Principle 7 Be Demonstrably Correct

Have a clear and robust way to demonstrate your code is correct. We need to be confident in the outputs we provide. Just because something is done with code doesn't make it immune from answering the wrong question, using the wrong inputs, or doing the calculation incorrectly.

You Must - Hold your code to the same standard as any other analysis and record evidence demonstrating it produces the right output.

You Should - Use version control to unambiguously link QA to code and outputs and construct automated tests to provide confidence that changes don't break things.

You Could - Make a fully automated reproducible analytical pipeline (RAP) which incorporates checks and validation and minimises opportunity for human error.

Related Areas: Version Control
Be Reproducible

7.1 Quality Assurance Applies to Code

Just because you have written code rather then making a spreadsheet doesnt mean your analysis is correct. Code is not exempt from Quality Assurance processes. As with any other analysis you need to record evidence that your code is:

  • doing the right thing
  • using valid inputs
  • producing a sensible answer.

You should refer to the Analytical Modelling Oversight Committee (AMOC) Quality Assurance (QA) materials which contain useful prompts and frameworks for quality assuring analysis of different size, importance and complexity.

7.2 Testing Frameworks

Your code and analysis will grow and evolve. You wont have time to QA every version, and it can be tricky to keep track of which bits of QA have been made obsolete due to new or changed code.

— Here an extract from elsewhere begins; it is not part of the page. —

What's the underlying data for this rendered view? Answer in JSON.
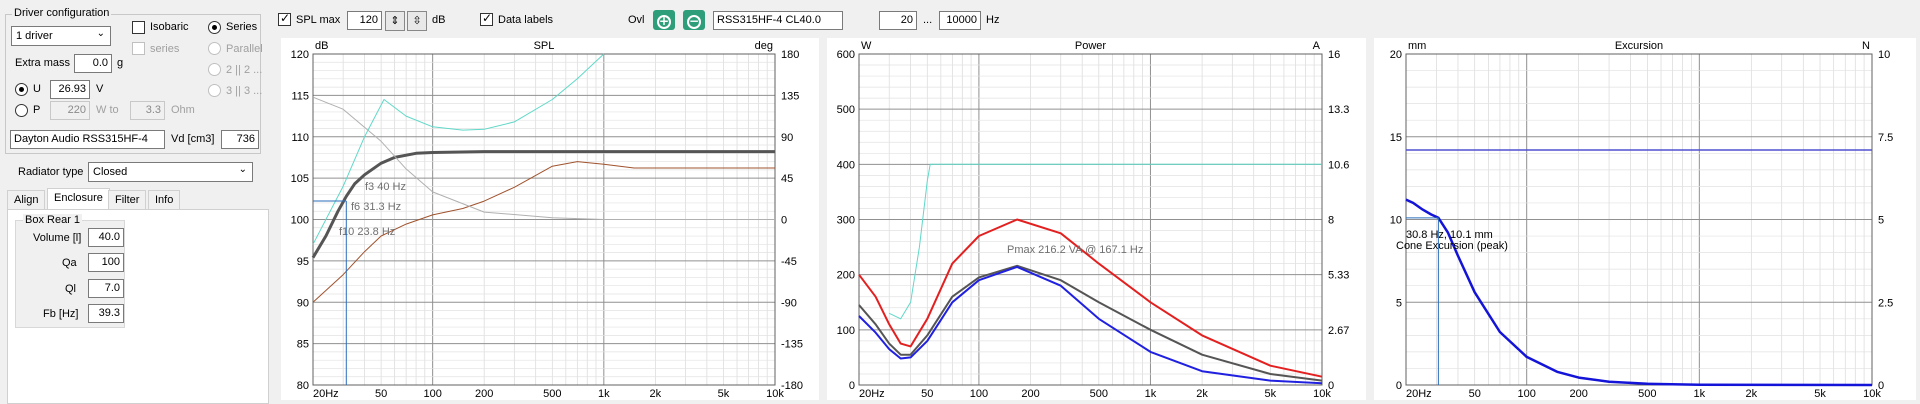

There are frameworks which help you construct and run tests on units of your code. These can be a good way to demonstrate that code is working correctly as you update it.

See R at DHSC and Python at DHSC for more details.

7.3 Version Control Integration

Having unit tests, and QA is good. Ideally however you can tie a particular result to a particular version of the QA'd and tested code. You could do this manually, by keeping the code for each set of outputs.

Using git for version control makes this process easy. You can:

  • Make a commit to the repository with a note like: output for XYZ on dd/mm/yy so you can identify the version used to produce outputs in future.
  • Use tools such as gitpython or git2r to include the git commit hash which identifies the current version of the code in the output. This can then later be retrieved from your git repository.

7.4 Reproducible Analytical Pipelines

Once you have some QA'd, version controlled and test covered code, the biggest source of error will be the manual steps performed by the analyst running it. You can eliminate a lot of this, see Reproducible Analytical Pipelines.